十二月三十日,清晨。
慕容复策马走在山道上,晨雾弥漫,能见度不足十丈。
梅兰竹三剑跟在他身后,包不同和风波恶殿后。
山道两侧是光秃秃的树木,枝干上挂着霜,寒风凛冽。
他走得很慢,心中却在想父亲。
上一次见父亲,是在燕子坞。
父亲送来了乔峰的信,说“你娘在天上看着你”。
然后转身离去,背影苍老而孤独。
他不知父亲去了哪里,只知道父亲一直在暗处护着他。
行至一处山坳,他忽然勒住缰绳。
前方十丈外,一棵枯树下,站着一个人。
灰衣僧袍,面容清瘦,白发苍苍——
是慕容博。
他站在那里,一动不动,衣袍上沾满晨露,显然已经等了很久。
慕容复翻身下马,走到他面前:“父亲。”
慕容博望着他,目光复杂:“复儿,你要去开封府?”
慕容复点头:“是。”
慕容博沉默片刻,从怀中取出一张泛黄的地图,递给他:“这是开封府皇宫的地形图。为父三十年前曾潜入过,记得一些暗道。你拿着,也许用得着。”
慕容复接过地图,展开一看。
上面标注着皇宫的布局、侍卫的巡逻路线、以及几条隐蔽的暗道。
他心中一暖,抬起头:“父亲,谢谢你。”
慕容博摇头:“不用谢。为父只求你一件事——活着回来。”
慕容复的泪涌了出来。
他跪在地上,郑重叩首:“父亲放心,复儿会小心的。”
慕容博扶起他,拍了拍他的肩膀:“起来吧。地上凉。”
他转过身,向远处走去。
走了几步,忽然停下,头也不回地说:“复儿,你虽失了妻儿,却得了灵鹫宫。塞翁失马,焉知非福。”
慕容复心头一震——
父亲还是那个父亲。
在他眼中,一切都可以用利益衡量。
他冷笑一声:“父亲眼中,只有利益。”
慕容博怔住,缓缓转过身,望着他,目光复杂:“复儿,为父不是那个意思。为父只是……只是不想你太难过。”
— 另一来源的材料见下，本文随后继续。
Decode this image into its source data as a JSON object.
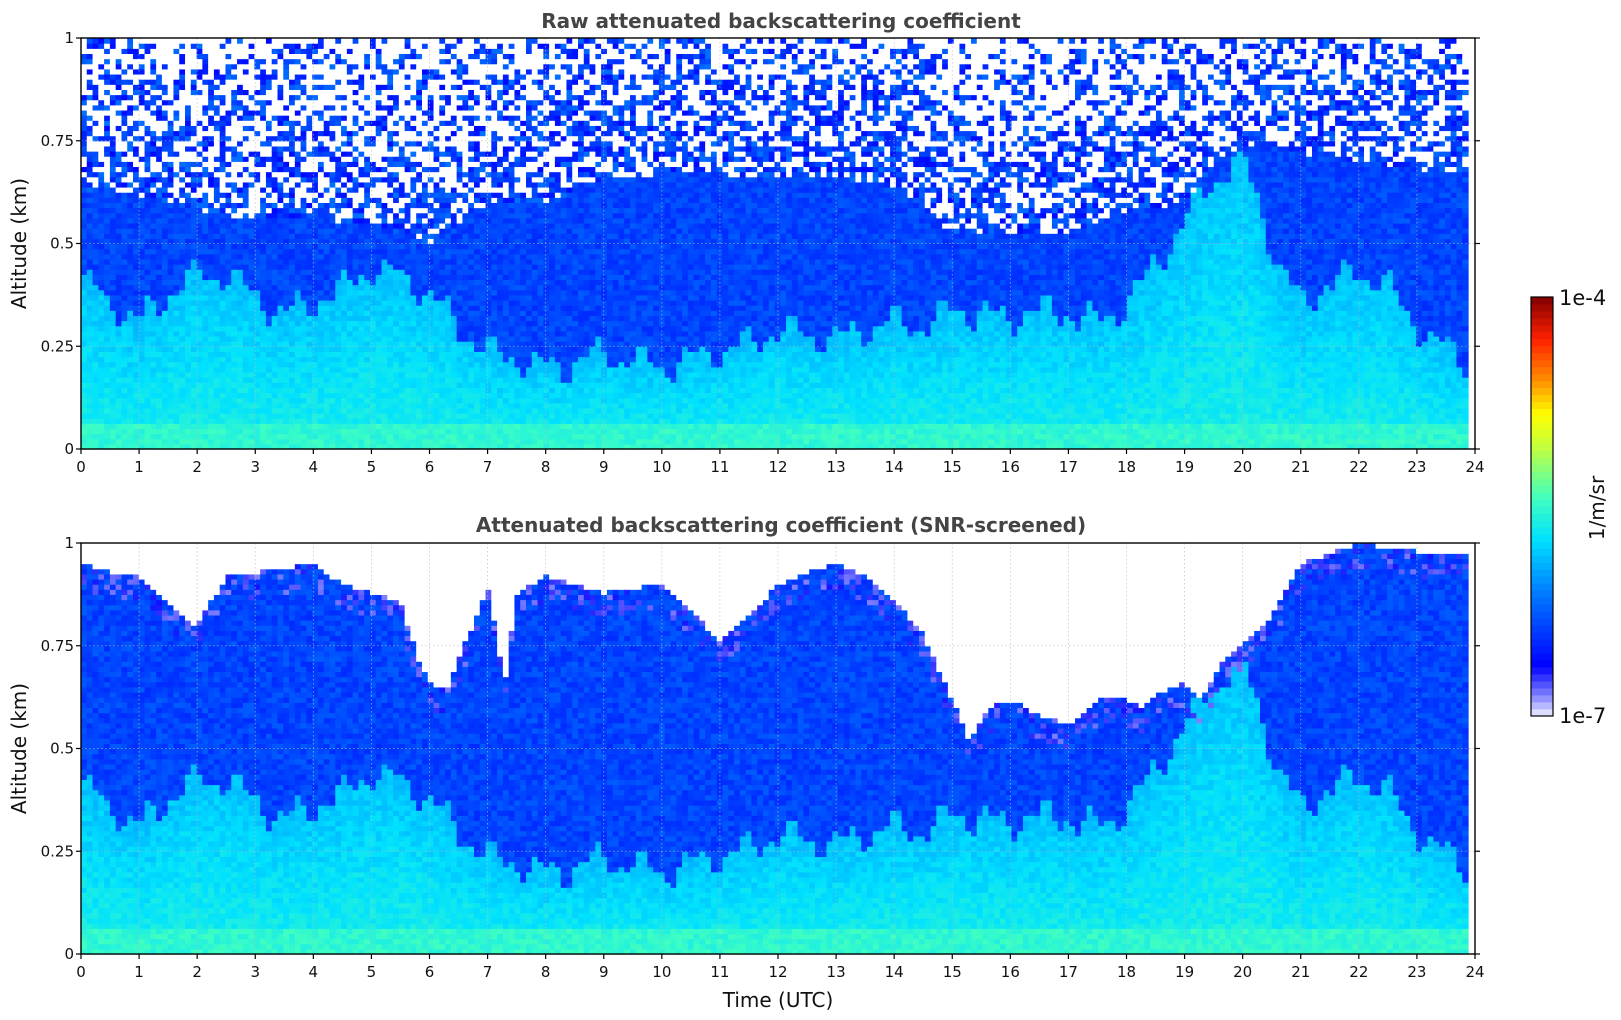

慕容复低下头,沉默片刻,轻声道:“父亲,复儿知道。可复儿宁愿不要灵鹫宫,也要嫣儿和孩子。”
慕容博叹了口气,转身继续走去。
他的背影,消失在晨雾中。
慕容复站在原地,望着父亲离去的方向,心中涌起一股复杂的情绪。
父亲变了很多,可他骨子里还是那个慕容博——
那个把利益放在第一位的人。
他不怪父亲,只是有些失望。
他转过身,翻身上马,策马继续前行。
身后,梅剑轻声道:“公子,您没事吧?”
慕容复摇头:“没事。走吧。”
众人策马向北,消失在晨雾中。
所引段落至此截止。